Weisband war es auch, die halbwegs ausgeruht das Gespräch auf die Hufeisentheorie lenkte, also auf die Gleichsetzung von Linkspartei und AfD als sich vermeintlich gleichende Ränder. Mit der Linken nicht zu kooperieren, sei für die CDU legitim, sagte sie, aber man müsse es inhaltlich begründen und nicht nur routiniert links und rechts in einem Atemzug ablehnen. Kramp-Karrenbauer sei letztlich "über ein Hufeisen gestolpert".

Dunz stellte den Unvereinbarkeitsbeschluss der CDU infrage, der eine Zusammenarbeit mit der Linken ausschließt. Röttgen argumentierte dagegen: "Ich glaube nicht, dass wir's ändern." Es gehe ja nicht um Bodo Ramelow, sagte er, sondern "wir reden über die Linkspartei". Die werde keineswegs mit der AfD gleichgesetzt, aber sie müsse eine "Auseinandersetzung mit ihrem Erbe beginnen".

An dieser Stelle, in dieser Frage, entstand eine jener Szenen des argumentativen Austauschs, die nicht in Einigkeit endete, aber eben doch der Orientierung diente. Eine Wohltat im Vergleich mit den jüngsten Talks mit AfD-Beteiligung, die dieser Tage in Geblöke mündeten. Gerade im Vergleich sah man, worin der Job von Talkredaktionen besteht: darin, ein Gespräch zu ermöglichen. Und nicht darin, Mikros an Leute zu verteilen, die nur zeigen wollen, wie man eines ruiniert.

Wer hat Chancen auf die Kanzlerkandidatur?
Und sonst? Insgesamt war die Sendung ein erster schneller Ordnungsversuch der Lage mit einem Schwerpunkt auf Personalspekulation. Ob Armin Laschet, Jens Spahn oder Friedrich Merz am ehesten für den CDU-Vorsitz geeignet seien, auf dieser Frage ritt Plasberg, der nach einer Krankheitspause zurück war, länger herum als nötig.

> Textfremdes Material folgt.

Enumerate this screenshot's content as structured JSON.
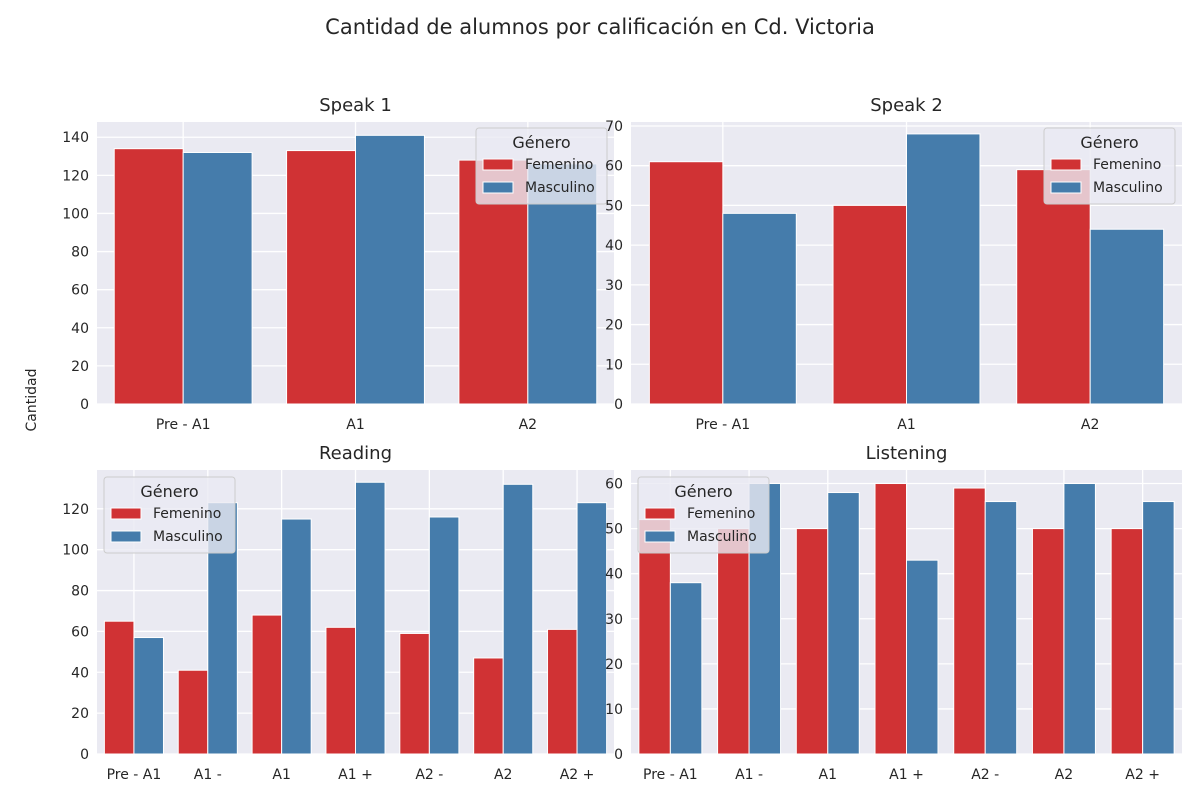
{
  "figure": {
    "suptitle": "Cantidad de alumnos por calificación en Cd. Victoria",
    "ylabel": "Cantidad"
  },
  "colors": {
    "Femenino": "#d03234",
    "Masculino": "#457cab",
    "plot_bg": "#eaeaf2",
    "grid": "#ffffff"
  },
  "chart_data": [
    {
      "type": "bar",
      "title": "Speak 1",
      "categories": [
        "Pre - A1",
        "A1",
        "A2"
      ],
      "series": [
        {
          "name": "Femenino",
          "values": [
            134,
            133,
            128
          ]
        },
        {
          "name": "Masculino",
          "values": [
            132,
            141,
            126
          ]
        }
      ],
      "ylim": [
        0,
        148
      ],
      "yticks": [
        0,
        20,
        40,
        60,
        80,
        100,
        120,
        140
      ],
      "legend": {
        "title": "Género",
        "placement": "top-right"
      }
    },
    {
      "type": "bar",
      "title": "Speak 2",
      "categories": [
        "Pre - A1",
        "A1",
        "A2"
      ],
      "series": [
        {
          "name": "Femenino",
          "values": [
            61,
            50,
            59
          ]
        },
        {
          "name": "Masculino",
          "values": [
            48,
            68,
            44
          ]
        }
      ],
      "ylim": [
        0,
        71
      ],
      "yticks": [
        0,
        10,
        20,
        30,
        40,
        50,
        60,
        70
      ],
      "legend": {
        "title": "Género",
        "placement": "top-right"
      }
    },
    {
      "type": "bar",
      "title": "Reading",
      "categories": [
        "Pre - A1",
        "A1 -",
        "A1",
        "A1 +",
        "A2 -",
        "A2",
        "A2 +"
      ],
      "series": [
        {
          "name": "Femenino",
          "values": [
            65,
            41,
            68,
            62,
            59,
            47,
            61
          ]
        },
        {
          "name": "Masculino",
          "values": [
            57,
            123,
            115,
            133,
            116,
            132,
            123
          ]
        }
      ],
      "ylim": [
        0,
        139
      ],
      "yticks": [
        0,
        20,
        40,
        60,
        80,
        100,
        120
      ],
      "legend": {
        "title": "Género",
        "placement": "top-left"
      }
    },
    {
      "type": "bar",
      "title": "Listening",
      "categories": [
        "Pre - A1",
        "A1 -",
        "A1",
        "A1 +",
        "A2 -",
        "A2",
        "A2 +"
      ],
      "series": [
        {
          "name": "Femenino",
          "values": [
            52,
            50,
            50,
            60,
            59,
            50,
            50
          ]
        },
        {
          "name": "Masculino",
          "values": [
            38,
            60,
            58,
            43,
            56,
            60,
            56
          ]
        }
      ],
      "ylim": [
        0,
        63
      ],
      "yticks": [
        0,
        10,
        20,
        30,
        40,
        50,
        60
      ],
      "legend": {
        "title": "Género",
        "placement": "top-left"
      }
    }
  ]
}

Politikwissenschaftler Korte behob die Angelegenheit mit einer Verfahrenseinschätzung: Würden die Mitglieder mitreden, die "in der Regel konservativer" seien, sehe er Chancen für Merz und Spahn. Auf dem Bundesparteitag jedoch habe Laschet seiner Einschätzung nach "die besten Karten".

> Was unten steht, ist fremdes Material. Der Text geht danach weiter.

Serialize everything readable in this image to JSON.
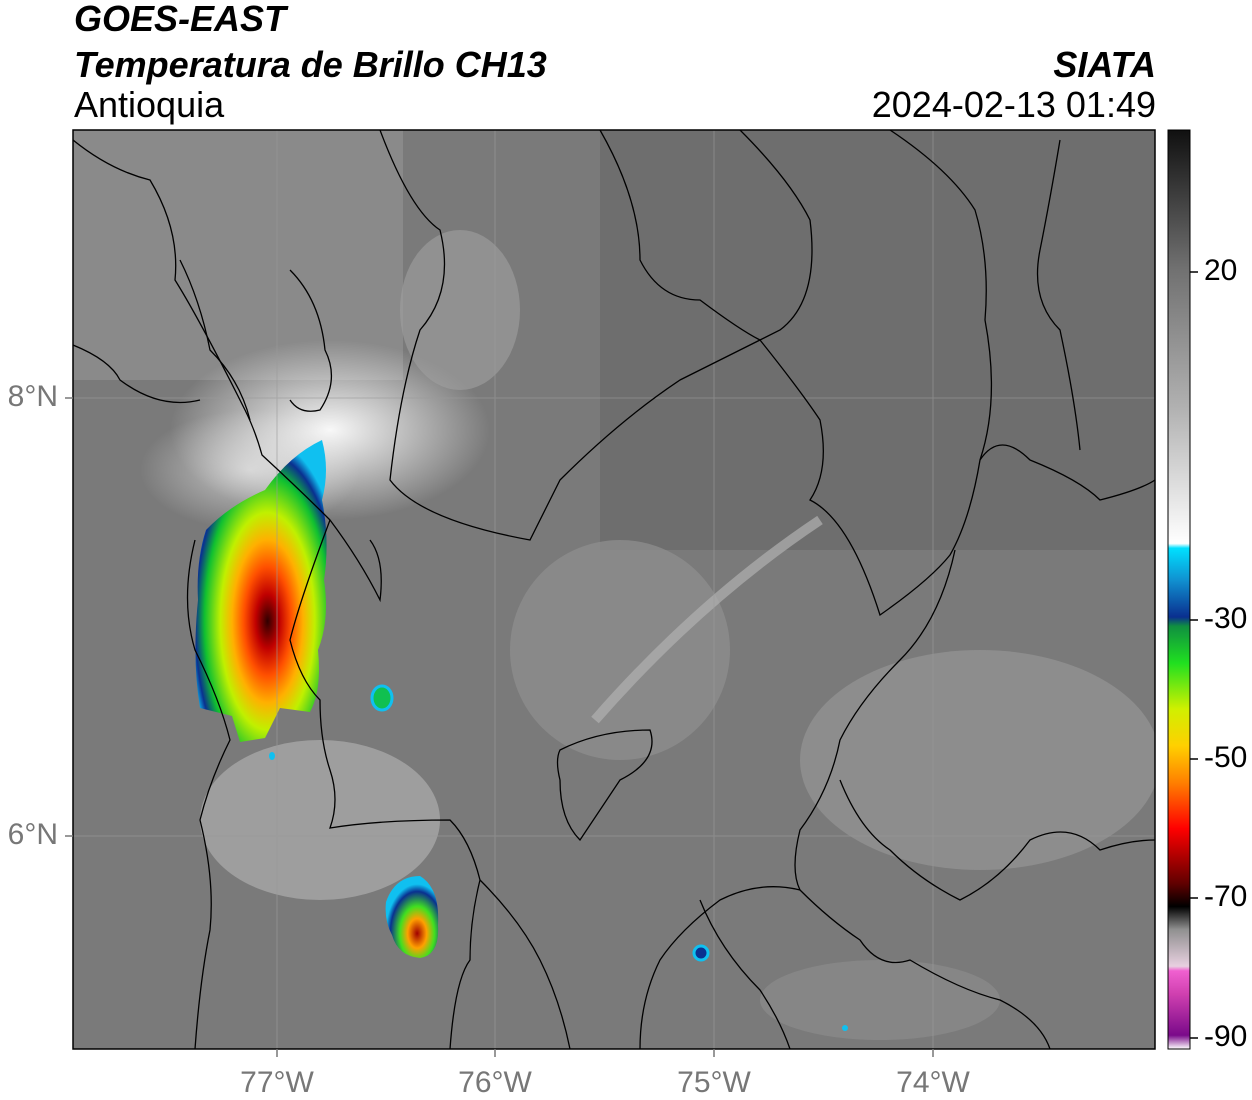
{
  "header": {
    "satellite": "GOES-EAST",
    "product": "Temperatura de Brillo CH13",
    "region": "Antioquia",
    "agency": "SIATA",
    "datetime": "2024-02-13 01:49"
  },
  "map": {
    "lat_labels": [
      "8°N",
      "6°N"
    ],
    "lon_labels": [
      "77°W",
      "76°W",
      "75°W",
      "74°W"
    ]
  },
  "colorbar": {
    "tick_labels": [
      "20",
      "-30",
      "-50",
      "-70",
      "-90"
    ],
    "range": [
      -90,
      40
    ],
    "colors": {
      "warm_gray": "#707070",
      "white": "#f5f5f5",
      "cyan": "#00d0f0",
      "blue": "#0a2f8f",
      "green": "#12b012",
      "yellow": "#f0e000",
      "orange": "#ff8c00",
      "red": "#e00000",
      "dark_red": "#5a0000",
      "black": "#000000",
      "pink": "#e060c0",
      "purple": "#9010a0"
    }
  }
}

297 Tage seien es bis dahin, rechnete die Redaktion vor. Zu viel Zeit, fand Röttgen und war mit der Einschätzung nicht allein. "Deutlich vor der Sommerpause" müsse das geklärt werden, sagte er. Die Zeit für weitere Talks zum Thema wird jedenfalls ausreichen. Wenn zwischendurch noch mal ein anderes Thema aufgegriffen würde, wäre es aber so schlimm dann auch nicht.